His thesis is we are approaching a decision point within two to three years where we either do not meet the challenge of our times, and suffer dreadful consequences for decades, or prepare for a profound shift in our approach if we want continued growth in the economy. Instead of the familiar bell curve we are in a bimodal distribution (like a graph shaped in the form of a two-hump camel).

He combines a wealth of research from a variety of sources and personal anecdote to buttress his case implicit in the title. He praises central bankers’ efforts to transition through the Great Recession, as some have called it, but they are hampered because they have limited means compared to other institutions. He doesn’t use these terms but I interpret him to mean we have dealt with the money economy and not the real economy. Central bankers have tried to improve the economy in some ways through untested means which he applauds but they are insufficient, inappropriate, and might contribute eventually to the collapse. Certainly, alone without fiscal stimulus investing appropriately for the future, and changes in structure which only governments can achieve, they are stymied.

He’s realistic about the changes we need and makes suggestions on overcoming bias in facing the challenges. A sheer focus on avoiding fiscal measures and structural changes to the personal, national, and international institutions because of their cost is not the thing to do. Among several direct experiences and lessons he shares with us include Pimco’s anticipation of the Lehman collapse through “scenario analysis.” They predicted there would be no collapse, but they also prepared for what they would have to do if it occurred and so quickly protected its customers. They were so successful many competitors thought Pimco had predicted what would happen.

He does not reference the work of Ilya Prigogine on complex adaptive systems far from equilibrium.
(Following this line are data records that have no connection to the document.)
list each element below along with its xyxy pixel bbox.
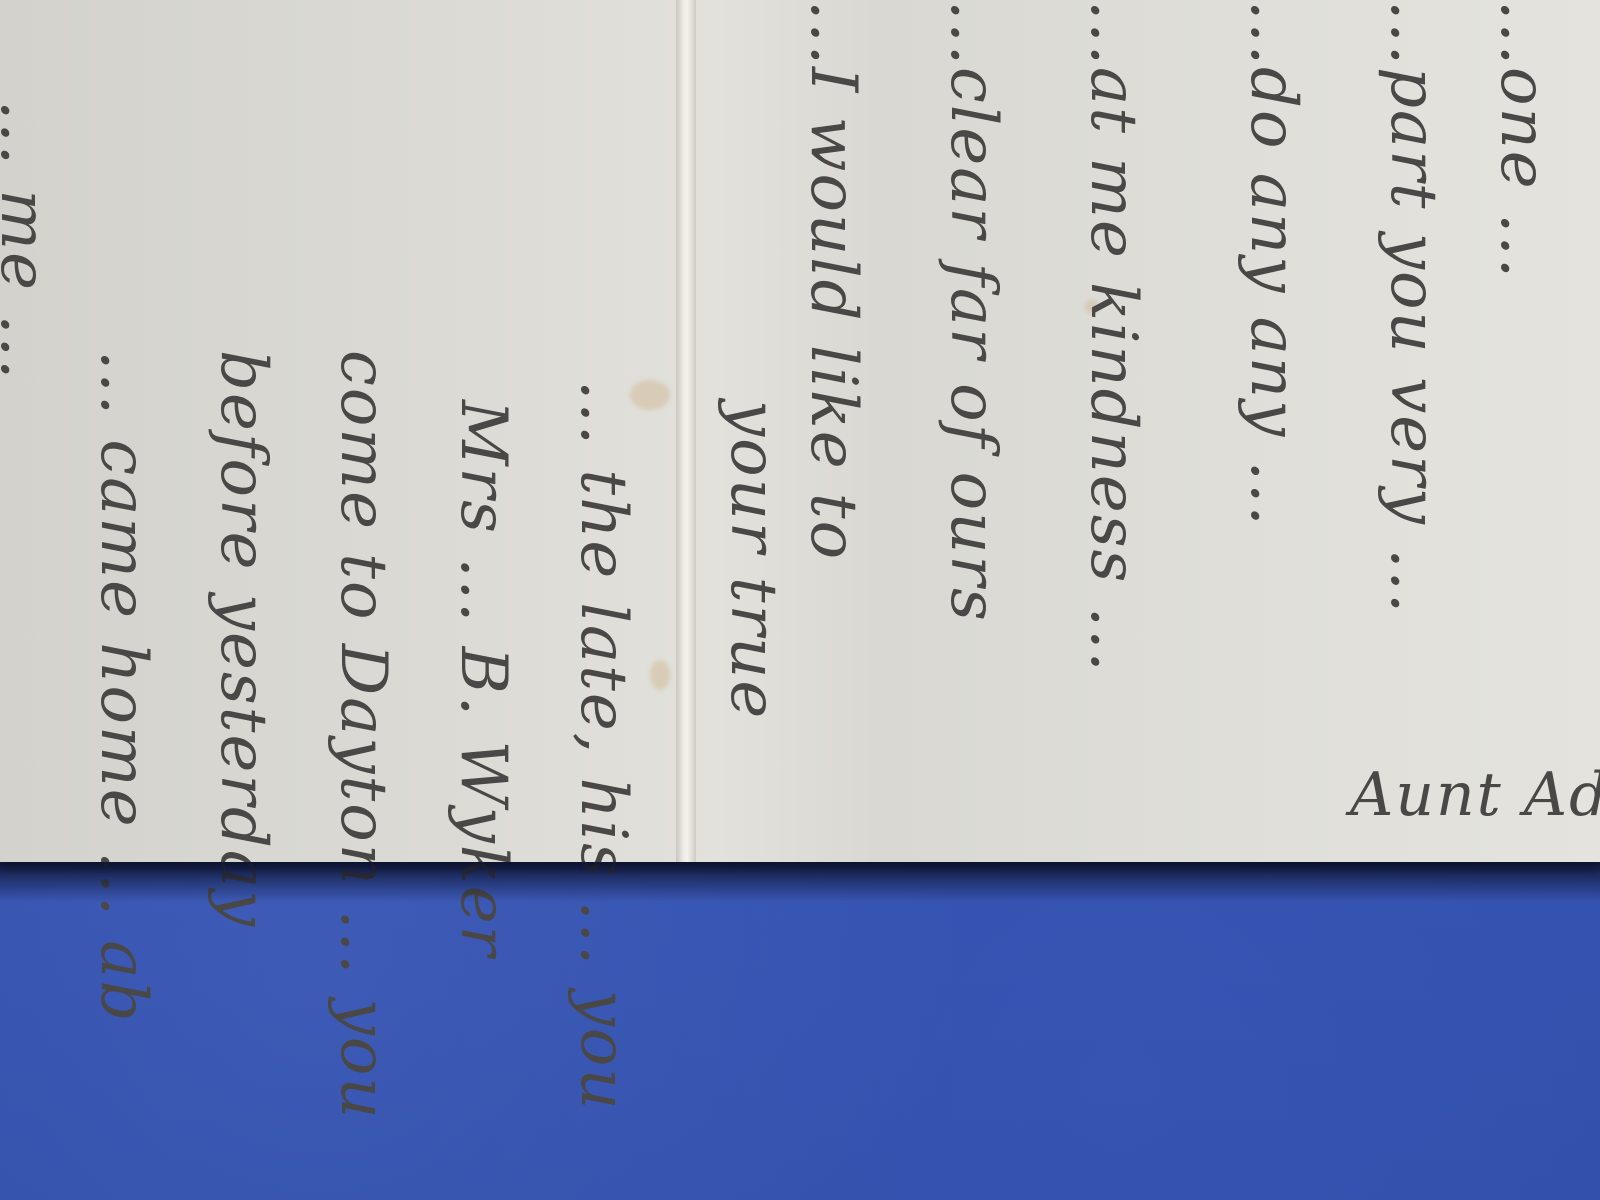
paper-stain <box>650 660 670 690</box>
letter-line: before yesterday <box>206 350 280 928</box>
letter-line: ...clear far of ours <box>936 0 1010 623</box>
letter-closing: your true <box>716 400 790 720</box>
letter-line: ... the late, his ... you <box>566 380 640 1112</box>
letter-line: ...one ... <box>1486 0 1560 280</box>
letter-line: ...part you very ... <box>1376 0 1450 615</box>
letter-line: ... came home ... ab <box>86 350 160 1023</box>
letter-line: ... me ... <box>0 100 60 381</box>
letter-line: ...do any any ... <box>1236 0 1310 528</box>
letter-line: come to Dayton ... you <box>326 350 400 1121</box>
letter-line: ...I would like to <box>796 0 870 561</box>
signature: Aunt Adelaide <box>1350 760 1600 830</box>
letter-paper: ...one ... ...part you very ... ...do an… <box>0 0 1600 862</box>
paper-shadow <box>0 862 1600 902</box>
letter-line: ...at me kindness ... <box>1076 0 1150 674</box>
fold-crease <box>676 0 696 862</box>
To tease you: what the T intersection El-Erian talks about is what complex adaptive systems theorists label a bifurcation point. There’s some heavy-duty mathematics worthy of his Nobel Prize, but Prigogine easily admits as does El-Erian, predicting when it can occur is problematical.

He has many other examples, say, the importance of diversity by not only challenging ideas but tapping different peoples’ perspectives on the decision at hand. My example is we were tasked to hire a Middle East specialist in my department. We received an applicant whose entire resume referenced publications in Arabic. None of us could read it so we should have decided to have an outside group advise us which would be possible. But we didn’t and so the poor guy never had a chance.
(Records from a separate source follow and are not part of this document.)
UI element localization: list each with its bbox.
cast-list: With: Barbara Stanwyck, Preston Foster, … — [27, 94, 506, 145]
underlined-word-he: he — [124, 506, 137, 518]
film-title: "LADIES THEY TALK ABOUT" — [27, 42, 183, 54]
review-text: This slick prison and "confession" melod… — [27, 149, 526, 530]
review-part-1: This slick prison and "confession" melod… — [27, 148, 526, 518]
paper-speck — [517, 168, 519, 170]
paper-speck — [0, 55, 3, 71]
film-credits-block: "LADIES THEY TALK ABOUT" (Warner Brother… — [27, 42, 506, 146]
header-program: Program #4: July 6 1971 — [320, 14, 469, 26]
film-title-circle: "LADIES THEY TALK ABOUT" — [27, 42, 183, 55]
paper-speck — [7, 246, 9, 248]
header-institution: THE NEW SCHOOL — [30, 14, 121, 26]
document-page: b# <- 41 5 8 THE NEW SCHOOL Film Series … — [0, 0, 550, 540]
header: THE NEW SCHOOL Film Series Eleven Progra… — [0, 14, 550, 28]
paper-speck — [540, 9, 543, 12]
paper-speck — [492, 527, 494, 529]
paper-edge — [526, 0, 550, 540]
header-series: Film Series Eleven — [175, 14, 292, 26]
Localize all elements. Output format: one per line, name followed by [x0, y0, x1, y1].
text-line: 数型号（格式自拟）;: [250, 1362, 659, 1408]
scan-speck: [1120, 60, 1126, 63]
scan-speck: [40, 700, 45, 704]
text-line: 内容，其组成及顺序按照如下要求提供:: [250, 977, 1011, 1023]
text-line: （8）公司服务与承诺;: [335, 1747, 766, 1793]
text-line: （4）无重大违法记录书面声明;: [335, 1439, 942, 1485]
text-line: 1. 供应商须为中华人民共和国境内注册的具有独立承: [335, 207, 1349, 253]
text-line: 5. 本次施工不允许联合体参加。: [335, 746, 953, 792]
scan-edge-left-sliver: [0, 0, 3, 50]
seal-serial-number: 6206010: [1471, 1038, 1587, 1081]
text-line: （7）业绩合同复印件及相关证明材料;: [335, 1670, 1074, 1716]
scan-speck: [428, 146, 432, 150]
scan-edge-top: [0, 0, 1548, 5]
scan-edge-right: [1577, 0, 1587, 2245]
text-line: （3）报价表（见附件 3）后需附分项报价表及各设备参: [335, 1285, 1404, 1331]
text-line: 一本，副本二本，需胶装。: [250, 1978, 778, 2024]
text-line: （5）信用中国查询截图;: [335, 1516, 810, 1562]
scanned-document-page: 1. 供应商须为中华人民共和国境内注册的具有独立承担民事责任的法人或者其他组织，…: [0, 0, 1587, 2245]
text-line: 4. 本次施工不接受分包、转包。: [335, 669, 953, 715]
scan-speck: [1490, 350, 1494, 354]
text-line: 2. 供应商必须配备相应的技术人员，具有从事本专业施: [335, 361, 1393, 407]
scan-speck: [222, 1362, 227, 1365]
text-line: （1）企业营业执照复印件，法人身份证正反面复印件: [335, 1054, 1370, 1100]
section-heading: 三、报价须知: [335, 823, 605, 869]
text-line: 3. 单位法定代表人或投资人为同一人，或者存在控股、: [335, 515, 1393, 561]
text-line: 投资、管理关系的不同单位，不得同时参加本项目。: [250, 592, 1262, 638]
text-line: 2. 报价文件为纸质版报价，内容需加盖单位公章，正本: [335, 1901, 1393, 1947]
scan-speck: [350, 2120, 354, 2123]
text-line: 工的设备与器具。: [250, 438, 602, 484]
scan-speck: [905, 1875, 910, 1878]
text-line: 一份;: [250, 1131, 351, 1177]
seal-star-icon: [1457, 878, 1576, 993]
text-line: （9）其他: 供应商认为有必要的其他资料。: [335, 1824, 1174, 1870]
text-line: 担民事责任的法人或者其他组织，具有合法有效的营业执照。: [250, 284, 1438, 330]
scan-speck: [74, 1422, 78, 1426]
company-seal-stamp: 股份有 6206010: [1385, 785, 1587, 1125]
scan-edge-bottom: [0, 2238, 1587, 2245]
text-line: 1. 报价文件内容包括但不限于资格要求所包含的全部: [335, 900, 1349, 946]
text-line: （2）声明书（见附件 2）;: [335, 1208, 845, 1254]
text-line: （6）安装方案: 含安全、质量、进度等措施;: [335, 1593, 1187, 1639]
You may not think his work applies to you, but he says it should because we as individuals, whether investors or not, should listen and change our behavior in the directions he recommends. The idea is to be liquid, adaptable, open to change, and ready for surprises, some of which may be better managed by preparing for them. (I’m reminded of Machiavelli’s admonitions on fortuna.)

I think you’ll enjoy the read. I know you will profit from heeding his advice concerning decision-making on the personal level or at a key position in any institution.